In 1918, after the end of the First World War and the collapse of the Austro-Hungarian monarchy, Wysowa-Zdrój became part of Poland. In 1921 there were 706 Greek Catholics, 59 Roman Catholics and 49 Jews in the village. The Huta Wysowska settlement , now a hamlet of Wysowa-Zdrój, was a Polish-speaking island with its own Roman Catholic church. In 1931 the United families changed their denomination to Orthodox as a result of the Galician Russophile movement . The enlightened Ukrainian teachers in the elementary school were boycotted and the council meetings were obstructed by Ukrainian national activists until the municipal council was dissolved. The disputes over the ownership of the church buildings lasted until the early 21st century.

Orthodox Church
Pump room for mineral healing waters

During the Second World War , the place belonged to the Krakow district in the Generalgouvernement . The local Jews and Roma were deported in 1943 and murdered in the course of the Holocaust . In 1945 70 of the Lemk families emigrated to the Soviet Union apparently voluntarily, but not without excesses . In 1947 the rest of the Lemken were expelled as part of Aktion Weichsel , only a few families returned after 1956. Today only 5 Lemk families live there.
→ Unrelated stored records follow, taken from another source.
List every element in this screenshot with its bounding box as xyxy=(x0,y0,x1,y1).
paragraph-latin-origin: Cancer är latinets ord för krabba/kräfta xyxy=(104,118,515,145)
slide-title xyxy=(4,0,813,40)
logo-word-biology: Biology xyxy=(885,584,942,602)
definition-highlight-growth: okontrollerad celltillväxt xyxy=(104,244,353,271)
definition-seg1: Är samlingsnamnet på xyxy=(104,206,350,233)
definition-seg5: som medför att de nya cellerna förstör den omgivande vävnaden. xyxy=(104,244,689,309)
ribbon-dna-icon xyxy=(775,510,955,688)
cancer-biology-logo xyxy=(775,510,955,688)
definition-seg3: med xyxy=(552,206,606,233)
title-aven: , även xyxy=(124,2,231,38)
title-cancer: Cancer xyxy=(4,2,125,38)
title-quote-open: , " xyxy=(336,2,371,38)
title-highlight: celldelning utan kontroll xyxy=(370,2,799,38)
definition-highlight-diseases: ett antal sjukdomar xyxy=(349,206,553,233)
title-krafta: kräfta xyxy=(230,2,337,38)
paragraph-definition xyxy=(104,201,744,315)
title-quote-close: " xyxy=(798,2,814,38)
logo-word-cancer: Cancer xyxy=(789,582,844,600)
From 1975 to 1998 Wysowa-Zdrój belonged to the Nowy Sącz Voivodeship .

Attractions

  • Orthodox wooden church, built in 1779 as a Greek Catholic Zerkva, mixed Greek Catholic and Orthodox until 2009;
  • Old Greek Catholic wooden church from 1929, 1969 to 2017 Orthodox;
  • Roman Catholic wooden church from 1935–1938;
  • Military cemetery # 50 from World War I with 10 Austrian and 50 Russian buried;

Web links

Commons : Wysowa-Zdrój  - collection of images, videos and audio files

Individual evidence

  1. a b c d e f g Wojciech Krukar, Tadeusz Andrzej Olszański, Paweł Luboński and others: Beskid Niski. Przewodnik dla prawdziwego turysty . Oficyna Wydawnicza "Rewasz", Pruszków 2008, ISBN 978-83-62460-24-3 , p. 48, 300-301 (Polish).
  2. a b c d e Witold Grzesik, Tomasz Traczyk, Bartłomiej Wadas: Beskid Niski od Komańczy do Wysowej . Sklep Podróżniczy, Warszawa 2012, ISBN 978-83-7136-087-9 , p. 367-375 (Polish).
  3. Beskid Niski od Komańczy ..., 2012, p. 361.